Three environmental groups, along with several private citizens from Moose Pass, filed a lawsuit Tuesday in federal district court challenging a U.S. Forest Service permit that would expand the area available to heli-skiing in the Chugach National Forest.
Among other things, the lawsuit alleges that the Forest Service failed to adequately address impacts to local communities and wildlife.
"We think they didn't do their analysis properly," said Rick Smeriglio, a Moose Pass resident who is involved in the suit.
In September, the Forest Service announced it had made the decision to grant Chugach Powder Guides, a Girdwood-based backcountry ski company that brings skiers into the mountains via helicopter, a five-year permit to operate on roughly 160,000 acres through 2010, as well as a conditional one-year permit to operate on approximately 100,000 additional acres.
According to Rebecca Talbott, a public affairs officer with the Chugach National Forest, the company already operates in the 160,000 acre area. The permit in question would open up the new areas for one-year "exploratory" operations.

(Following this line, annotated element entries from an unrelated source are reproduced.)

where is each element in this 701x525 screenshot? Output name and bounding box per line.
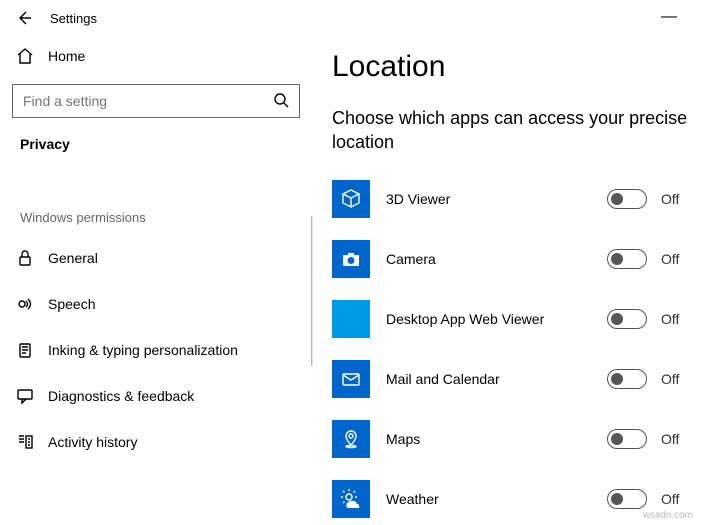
arrow-left-icon — [16, 10, 32, 26]
search-icon — [273, 92, 289, 111]
map-pin-icon — [340, 428, 362, 450]
sidebar-item-label: General — [48, 250, 98, 266]
toggle-state: Off — [661, 491, 701, 507]
toggle-state: Off — [661, 251, 701, 267]
feedback-icon — [16, 387, 34, 405]
app-tile — [332, 180, 370, 218]
app-name: Camera — [386, 251, 607, 267]
toggle-switch[interactable] — [607, 429, 647, 449]
titlebar: Settings — — [0, 0, 701, 36]
content-pane: Location Choose which apps can access yo… — [312, 36, 701, 525]
toggle-state: Off — [661, 431, 701, 447]
search-input[interactable] — [23, 93, 273, 109]
speech-icon — [16, 295, 34, 313]
app-name: Mail and Calendar — [386, 371, 607, 387]
clipboard-icon — [16, 341, 34, 359]
toggle-state: Off — [661, 371, 701, 387]
back-button[interactable] — [8, 2, 40, 34]
group-label: Windows permissions — [8, 210, 304, 235]
page-subtitle: Choose which apps can access your precis… — [332, 106, 701, 155]
sidebar-item-speech[interactable]: Speech — [8, 281, 304, 327]
active-section: Privacy — [8, 132, 304, 152]
app-name: Weather — [386, 491, 607, 507]
app-row-mail-calendar: Mail and Calendar Off — [332, 349, 701, 409]
toggle-state: Off — [661, 311, 701, 327]
sidebar-item-diagnostics[interactable]: Diagnostics & feedback — [8, 373, 304, 419]
toggle-switch[interactable] — [607, 489, 647, 509]
weather-icon — [340, 488, 362, 510]
app-tile — [332, 480, 370, 518]
lock-icon — [16, 249, 34, 267]
minimize-button[interactable]: — — [661, 8, 677, 26]
camera-icon — [340, 248, 362, 270]
app-row-maps: Maps Off — [332, 409, 701, 469]
sidebar-item-label: Inking & typing personalization — [48, 342, 238, 358]
scroll-indicator[interactable] — [311, 216, 313, 366]
home-icon — [16, 47, 34, 65]
window-title: Settings — [50, 11, 97, 26]
toggle-state: Off — [661, 191, 701, 207]
home-nav[interactable]: Home — [8, 36, 304, 76]
sidebar-item-label: Activity history — [48, 434, 137, 450]
app-row-desktop-web-viewer: Desktop App Web Viewer Off — [332, 289, 701, 349]
sidebar-item-activity[interactable]: Activity history — [8, 419, 304, 465]
toggle-switch[interactable] — [607, 369, 647, 389]
page-title: Location — [332, 50, 701, 84]
sidebar-item-label: Diagnostics & feedback — [48, 388, 194, 404]
toggle-switch[interactable] — [607, 249, 647, 269]
sidebar-item-inking[interactable]: Inking & typing personalization — [8, 327, 304, 373]
app-list: 3D Viewer Off Camera Off Desktop App Web… — [332, 169, 701, 525]
app-tile — [332, 240, 370, 278]
home-label: Home — [48, 48, 85, 64]
sidebar-item-general[interactable]: General — [8, 235, 304, 281]
app-name: 3D Viewer — [386, 191, 607, 207]
app-row-camera: Camera Off — [332, 229, 701, 289]
app-tile — [332, 360, 370, 398]
app-name: Maps — [386, 431, 607, 447]
watermark: wsxdn.com — [643, 510, 693, 521]
toggle-switch[interactable] — [607, 309, 647, 329]
cube-icon — [340, 188, 362, 210]
app-row-3d-viewer: 3D Viewer Off — [332, 169, 701, 229]
search-box[interactable] — [12, 84, 300, 118]
sidebar: Home Privacy Windows permissions General… — [0, 36, 312, 525]
app-name: Desktop App Web Viewer — [386, 311, 607, 327]
app-tile — [332, 300, 370, 338]
sidebar-item-label: Speech — [48, 296, 95, 312]
mail-icon — [340, 368, 362, 390]
history-icon — [16, 433, 34, 451]
toggle-switch[interactable] — [607, 189, 647, 209]
app-tile — [332, 420, 370, 458]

Talbott said the Forest Service had not yet seen the lawsuit, nor could the service comment on any pending litigation.
Many Moose Pass residents and environmental groups contend that by increasing the amount of helicopters operating in the area, wildlife and humans will be disturbed.
The new permit also would allow Chugach Powder Guides to increase the number of staging areas it uses in the forest from three to six.
On Tuesday, Chugach Powder Guides business manager Chris Owens said he wasn't surprised a lawsuit had been filed.
"We knew this was coming," Owens said.
Owens said he's disappointed because his company went through a long and difficult permitting process that included ample time for public comment, environmental analysis and input from stakeholder groups.
"The Forest Service has been through an extremely difficult time trying to balance everybody's needs and I think they've done a great job," he said.
Smeriglio said he's not convinced the Forest Service considered the feelings of locals, noting a petition with 125 signatures roughly the entire population of Moose Pass wasn't taken into account by the Forest Service.
"I think they ignored us," he said.
He said he's not against Chugach Powder Guides doing business in the mountains he just feels as if the process was flawed and all issues not taken into account.
"We're not trying to shut anybody down," he said. "We just want some balance."
Owens said the public process was followed and contends his operation doesn't have nearly the impact its opponents claim.
"The truth of the matter is they're not going to see us or hear us," he said.